On the new clauses, we have outlined the policy today. The impact of any changes to policy would, of course, be subject to the usual public scrutiny of costs, including from the OBR. It is therefore not necessary to produce a report at this stage. The OBR’s “Economic and fiscal outlook” publication for the spring 2024 Budget includes an analysis of the impacts of threshold freezes, including on the number of people brought into paying tax. It is therefore not necessary to produce an additional report at this stage, so we do not believe new clause 1 is necessary.
Question put and agreed to.
Clause 1 accordingly ordered to stand part of the Bill.
Clauses 2 and 3 ordered to stand part of the Bill.
New Clause 1
Review of the effects of reducing employee and self-employed NIC contributions to zero
“(1) The Treasury must publish before the end of the parliamentary session in which this Act is passed an analysis of the effect of —
(a) replacing “8%” with “0%” in section 1(1) of this Act,
(b) replacing “1.85%” with “0%” in section 1(2) of this Act, and
(c) replacing “6%” with “0%” in section 1(3) of this Act.
(2) The analysis in subsection (1) must set out the expected impact of the changes in subsection (1)(a) to (c) on total receipts to the National Insurance Fund in each of the financial years from 2024/25 to 2028/29.
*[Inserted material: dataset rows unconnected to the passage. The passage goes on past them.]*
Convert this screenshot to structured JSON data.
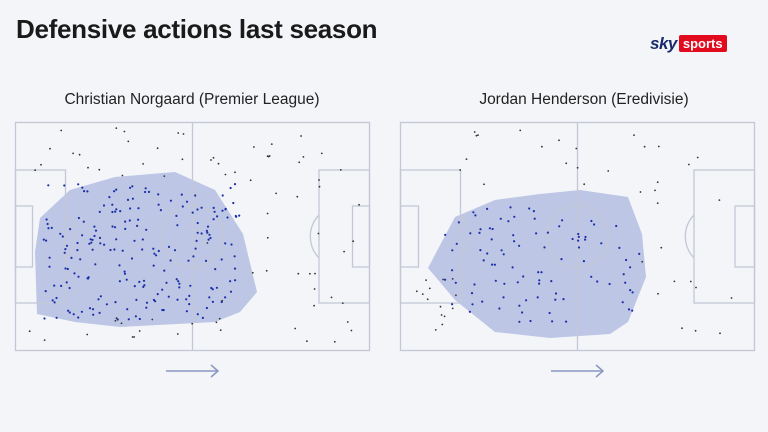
{
  "header": {
    "title": "Defensive actions last season",
    "brand": {
      "sky": "sky",
      "sports": "sports",
      "sky_color": "#1a2a6c",
      "sports_color": "#e10a1e"
    }
  },
  "colors": {
    "background": "#f4f5f9",
    "pitch_line": "#c4c8d6",
    "zone_fill": "#8f9fd6",
    "dot": "#1c2fa8",
    "arrow": "#8a97c4"
  },
  "panels": [
    {
      "title": "Christian Norgaard (Premier League)",
      "direction_icon": "arrow-right-icon"
    },
    {
      "title": "Jordan Henderson (Eredivisie)",
      "direction_icon": "arrow-right-icon"
    }
  ]
}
(3) The Treasury must request the Government Actuary to make an assessment of the consequences for the Consolidated Fund in each of the financial years from 2024/25 to 2028/29 of shortfalls in the National Insurance Fund that would result from a zero rate for employee and self-employed national insurance contributions.”—(James Murray.)
This new clause would require the Government, before the end of the current parliamentary session, to set out what the impact would be on total receipts from national insurance and overall public finances of reducing national insurance contributions for employees and self-employed people to zero.
Brought up, and read the First time.
I beg to move, That the clause be read a Second time.
Thank you very much. Can someone from the Liberal Democrats inform the Chair who their tellers will be, as their amendment has been selected for a separate Division?
As I mentioned earlier, the impact of policy and any changes to policy will be subject to the usual public scrutiny, including from the OBR on costs. It is therefore not necessary to produce additional reports. I will not play into the hands of the Opposition today by commenting further on their scaremongering. I refer the shadow Minister to the answer that I gave earlier, which I thought was quite clear. I am sorry that he is incapable of understanding the difference between an ambition and a policy, but the rest of the House seems to understand it. Hopefully, he will catch up at some point.
Question put, That the clause be read a Second time.
I beg to move, That the Bill be now read the Third time.
I am grateful to all right hon. and hon. Members who have participated throughout the Bill’s passage today, and to you, Madam Deputy Speaker, and the other Deputy Speakers for skilfully guiding us through the process. I also thank all the Clerks, all stakeholders and all the officials for their work on bringing the Bill to the Floor and delivering tax cuts to the people of the United Kingdom. I commend the Bill to the House.